A grinder consists of a 4.78 kg steel block on a 1.65 m long arm that spins around a table. If the angular acceleration is -2.36 rads/s2, what is the coefficient of friction between the steel block and the table? 1.90 0.199 0.397 0.0831

To solve this problem, we need to use the formula for torque, which is the force that causes an object to rotate around an axis. The formula for torque (τ) is:

τ = I * α

where I is the moment of inertia and α is the angular acceleration.

The moment of inertia for a point mass (like our steel block) rotating around an axis is given by:

I = m * r^2

where m is the mass of the object and r is the distance from the axis of rotation.

Substituting the given values:

I = 4.78 kg * (1.65 m)^2 = 12.92 kg*m^2

The torque is then:

τ = 12.92 kgm^2 * -2.36 rad/s^2 = -30.49 Nm

The negative sign indicates that the torque is acting to slow down the rotation.

The frictional force (f) is what's providing this torque, and it acts at a distance r from the axis of rotation. So we can also write the torque as:

τ = f * r

Solving for f gives:

f = τ / r = -30.49 N*m / 1.65 m = -18.48 N

The negative sign just indicates that the force is acting in the opposite direction to the motion.

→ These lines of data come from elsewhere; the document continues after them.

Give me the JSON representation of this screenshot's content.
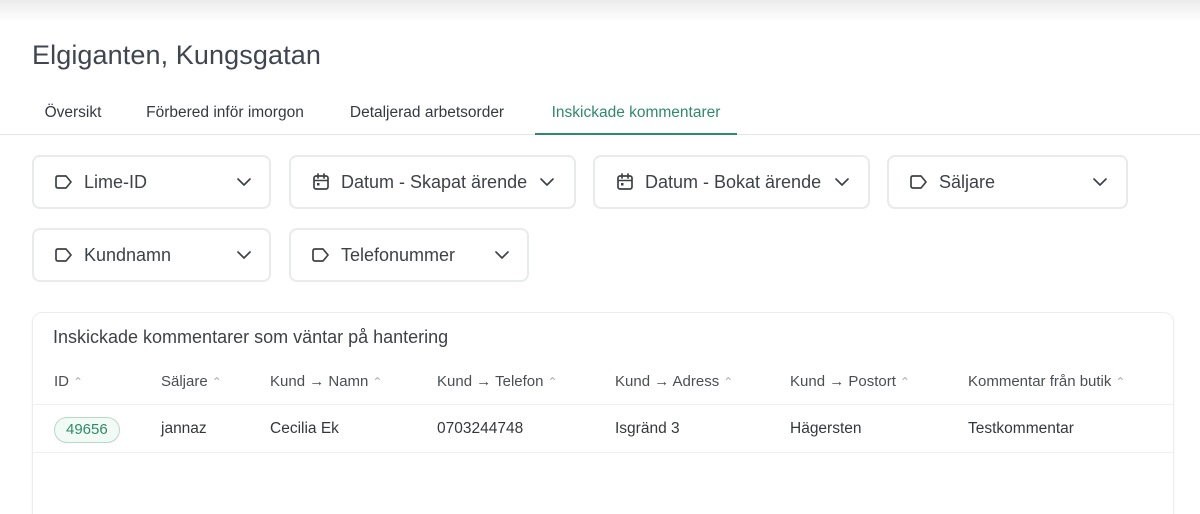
{
  "page": {
    "title": "Elgiganten, Kungsgatan"
  },
  "tabs": [
    {
      "label": "Översikt",
      "active": false
    },
    {
      "label": "Förbered inför imorgon",
      "active": false
    },
    {
      "label": "Detaljerad arbetsorder",
      "active": false
    },
    {
      "label": "Inskickade kommentarer",
      "active": true
    }
  ],
  "filters": [
    {
      "label": "Lime-ID",
      "icon": "tag-icon"
    },
    {
      "label": "Datum - Skapat ärende",
      "icon": "calendar-icon"
    },
    {
      "label": "Datum - Bokat ärende",
      "icon": "calendar-icon"
    },
    {
      "label": "Säljare",
      "icon": "tag-icon"
    },
    {
      "label": "Kundnamn",
      "icon": "tag-icon"
    },
    {
      "label": "Telefonummer",
      "icon": "tag-icon"
    }
  ],
  "table": {
    "title": "Inskickade kommentarer som väntar på hantering",
    "columns": [
      "ID",
      "Säljare",
      "Kund → Namn",
      "Kund → Telefon",
      "Kund → Adress",
      "Kund → Postort",
      "Kommentar från butik"
    ],
    "rows": [
      {
        "id": "49656",
        "saljare": "jannaz",
        "namn": "Cecilia Ek",
        "telefon": "0703244748",
        "adress": "Isgränd 3",
        "postort": "Hägersten",
        "kommentar": "Testkommentar"
      }
    ]
  },
  "colors": {
    "accent": "#2f8a6b",
    "border": "#e8eaec",
    "text": "#3e4248"
  }
}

The frictional force is also given by:

f = μ * N

where μ is the coefficient of friction and N is the normal force. In this case, the normal force is just the weight of the block, which is m * g, where g is the acceleration due to gravity (9.8 m/s^2). So:

N = 4.78 kg * 9.8 m/s^2 = 46.84 N

Substituting this into the equation for the frictional force gives:

-18.48 N = μ * 46.84 N

Solving for μ gives:

μ = -18.48 N / 46.84 N = -0.395

The negative sign is not physically meaningful in this context, so we take the absolute value to get:

μ = 0.395

So the coefficient of friction between the steel block and the table is 0.395, which corresponds to the third option, 0.397, given the precision of the options.